Meh... I think the boards should be here for interesting discussions, not just quick dry answers to poster's questions :)
 

noetsi

No cake for spunky
#19
99 +- 20 percent :)

to me the significance of it is:

1) Statisticians need to let academics who are not that know they are doing this stuff wrong. Perhaps they need a stats help line (that would never work).
2) Much of the literature on statisics is (as best I can judge) incorrect. But the people using it, practisioners and academics alike, are unlikely to know this. I find that very concerning which is why I bring it up.
3) Statisticians disagree a lot among themself. I am not sure if this is one of those areas or not.

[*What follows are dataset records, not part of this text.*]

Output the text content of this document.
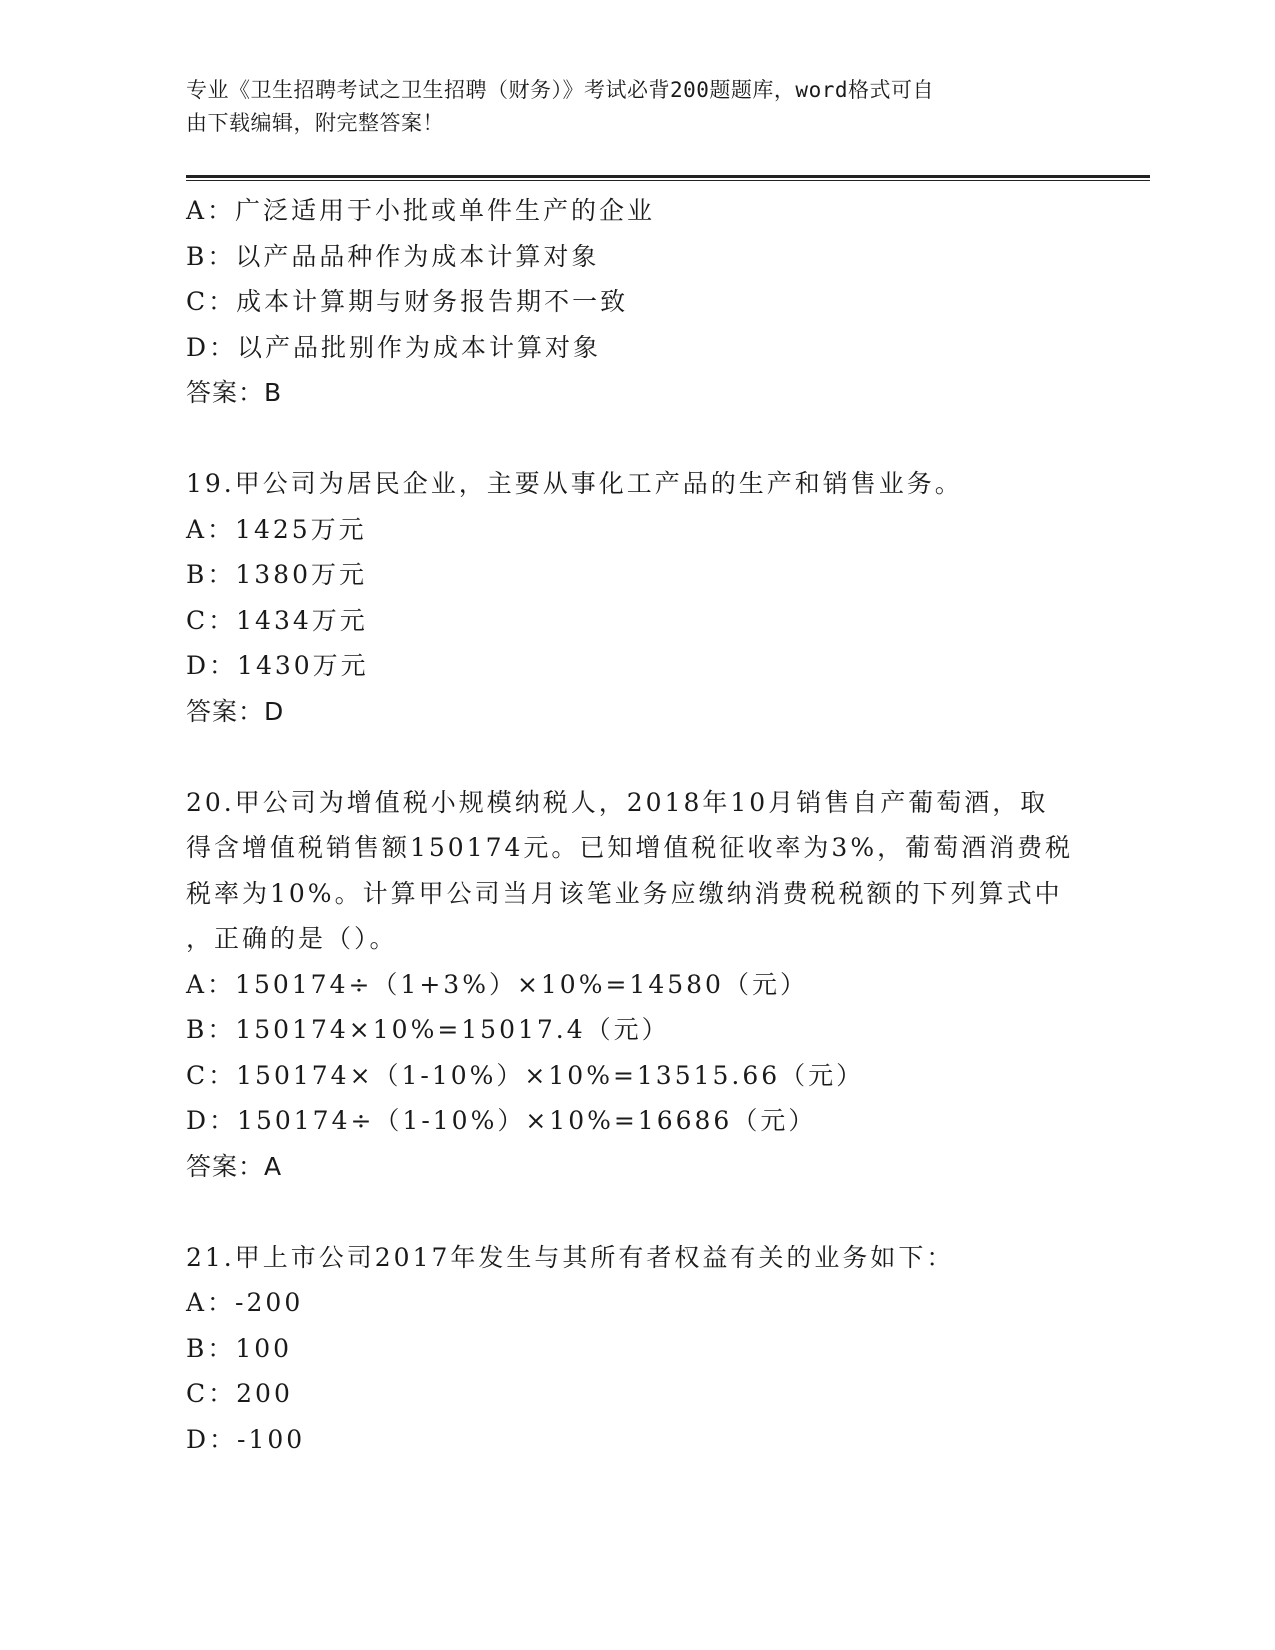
专业《卫生招聘考试之卫生招聘（财务）》考试必背200题题库，word格式可自
由下载编辑，附完整答案！
A：广泛适用于小批或单件生产的企业
B：以产品品种作为成本计算对象
C：成本计算期与财务报告期不一致
D：以产品批别作为成本计算对象
答案：B
19.甲公司为居民企业，主要从事化工产品的生产和销售业务。
A：1425万元
B：1380万元
C：1434万元
D：1430万元
答案：D
20.甲公司为增值税小规模纳税人，2018年10月销售自产葡萄酒，取
得含增值税销售额150174元。已知增值税征收率为3%，葡萄酒消费税
税率为10%。计算甲公司当月该笔业务应缴纳消费税税额的下列算式中
，正确的是（）。
A：150174÷（1+3%）×10%=14580（元）
B：150174×10%=15017.4（元）
C：150174×（1-10%）×10%=13515.66（元）
D：150174÷（1-10%）×10%=16686（元）
答案：A
21.甲上市公司2017年发生与其所有者权益有关的业务如下：
A：-200
B：100
C：200
D：-100
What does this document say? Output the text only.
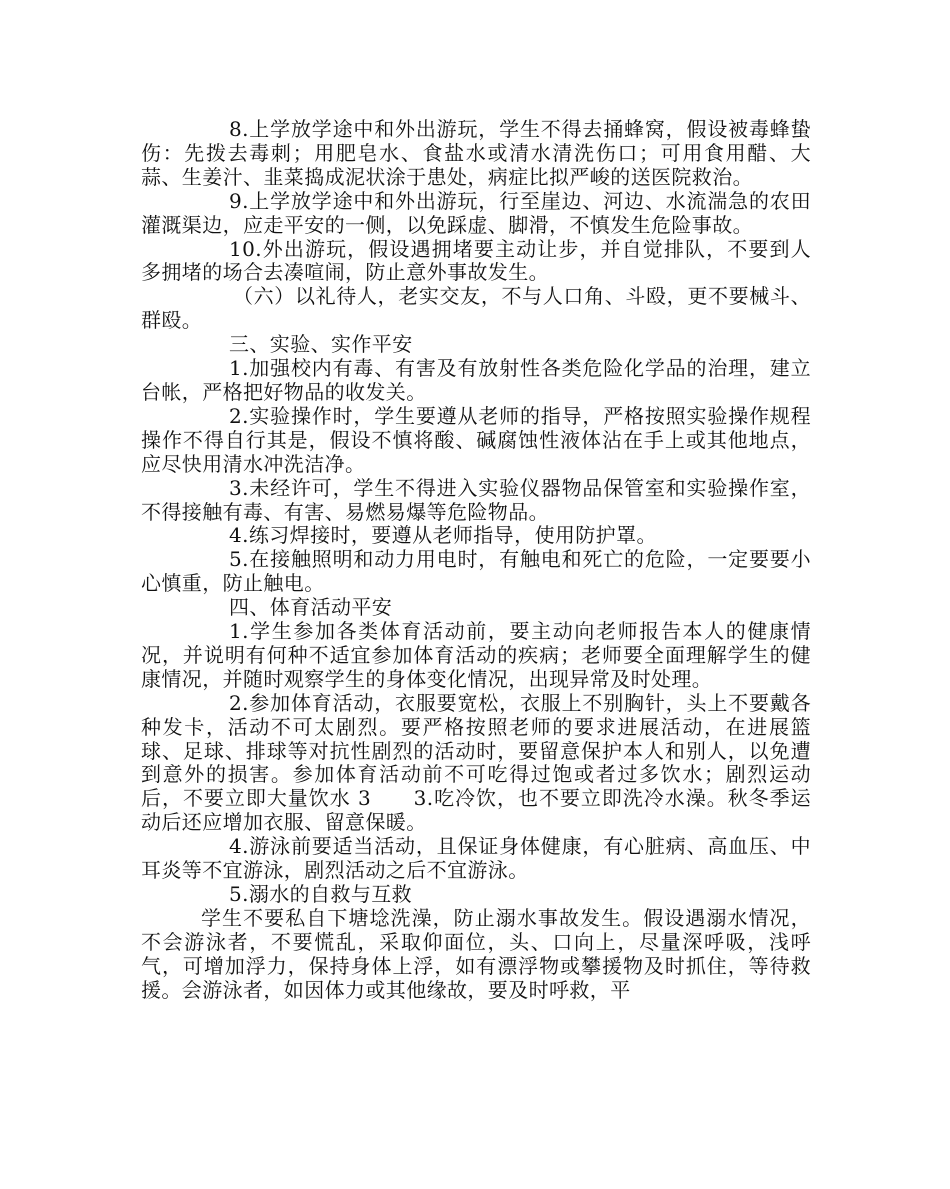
8.上学放学途中和外出游玩，学生不得去捅蜂窝，假设被毒蜂蛰伤：先拨去毒刺；用肥皂水、食盐水或清水清洗伤口；可用食用醋、大蒜、生姜汁、韭菜捣成泥状涂于患处，病症比拟严峻的送医院救治。

9.上学放学途中和外出游玩，行至崖边、河边、水流湍急的农田灌溉渠边，应走平安的一侧，以免踩虚、脚滑，不慎发生危险事故。

10.外出游玩，假设遇拥堵要主动让步，并自觉排队，不要到人多拥堵的场合去凑喧闹，防止意外事故发生。

（六）以礼待人，老实交友，不与人口角、斗殴，更不要械斗、群殴。

三、实验、实作平安

1.加强校内有毒、有害及有放射性各类危险化学品的治理，建立台帐，严格把好物品的收发关。

2.实验操作时，学生要遵从老师的指导，严格按照实验操作规程操作不得自行其是，假设不慎将酸、碱腐蚀性液体沾在手上或其他地点，应尽快用清水冲洗洁净。

3.未经许可，学生不得进入实验仪器物品保管室和实验操作室，不得接触有毒、有害、易燃易爆等危险物品。

4.练习焊接时，要遵从老师指导，使用防护罩。

5.在接触照明和动力用电时，有触电和死亡的危险，一定要要小心慎重，防止触电。

四、体育活动平安

1.学生参加各类体育活动前，要主动向老师报告本人的健康情况，并说明有何种不适宜参加体育活动的疾病；老师要全面理解学生的健康情况，并随时观察学生的身体变化情况，出现异常及时处理。

2.参加体育活动，衣服要宽松，衣服上不别胸针，头上不要戴各种发卡，活动不可太剧烈。要严格按照老师的要求进展活动，在进展篮球、足球、排球等对抗性剧烈的活动时，要留意保护本人和别人，以免遭到意外的损害。参加体育活动前不可吃得过饱或者过多饮水；剧烈运动后，不要立即大量饮水 3　　3.吃冷饮，也不要立即洗冷水澡。秋冬季运动后还应增加衣服、留意保暖。

4.游泳前要适当活动，且保证身体健康，有心脏病、高血压、中耳炎等不宜游泳，剧烈活动之后不宜游泳。

5.溺水的自救与互救

学生不要私自下塘埝洗澡，防止溺水事故发生。假设遇溺水情况，不会游泳者，不要慌乱，采取仰面位，头、口向上，尽量深呼吸，浅呼气，可增加浮力，保持身体上浮，如有漂浮物或攀援物及时抓住，等待救援。会游泳者，如因体力或其他缘故，要及时呼救，平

I like, obviously, to discuss interesting stuff as well. But I feel a little guilty if I think I might be messing up the original poster by raising these issues. I take consolation from the fact that they probably forgot it long ago since they have not posted here in while :)

I get the feeling that your view is that if a majority of academics use a particular technique or have a particular belief, than that perhaps is something of a justification for us or other researchers to use that technique or believe that thing too.
Actually I don't believe that at all. I really am concerned, given the amount of time I spend on reading stats and taking classes in it, just how often things I swore were true may not be. It makes me wonder just how much analysis in academics and practisioner, is simply invalid. Because it is based on false information about statistics.
 

Dason

Ambassador to the humans
#20
1) Statisticians need to let academics who are not that know they are doing this stuff wrong. Perhaps they need a stats help line (that would never work).
I actually (semi) provided this service last year. Consulting was available for anybody that wanted it in the Ag department. We used to help the engineers too but then they stopped supplementing our funding so we stopped helping them. So it wasn't free but the people that actually came to us didn't have to pay a direct fee.
3) Statisticians disagree a lot among themself. I am not sure if this is one of those areas or not.
This particular topic isn't really one that is disagreed on. A linear model has the form Y = XB + e where E[e] = 0 blah blah blah typically we add the assumption of e ~ N(0, sigma^2). Not much to disagree on. It's easy to get messed up on but I don't know of any disagreement because it's easy enough to just point to the theory in this case and be like "nope - we only need normality on the error term" (and actually we don't really even need to for OLS to "work" - only if we care about small sample inference).

I like, obviously, to discuss interesting stuff as well. But I feel a little guilty if I think I might be messing up the original poster by raising these issues. I take consolation from the fact that they probably forgot it long ago since they have not posted here in while :)
If we get far enough off topic and it seems like the OP still cares about their topic one of us mods will merge the off topic stuff into a separate thread (like I did with the MLE thread) so don't worry about it.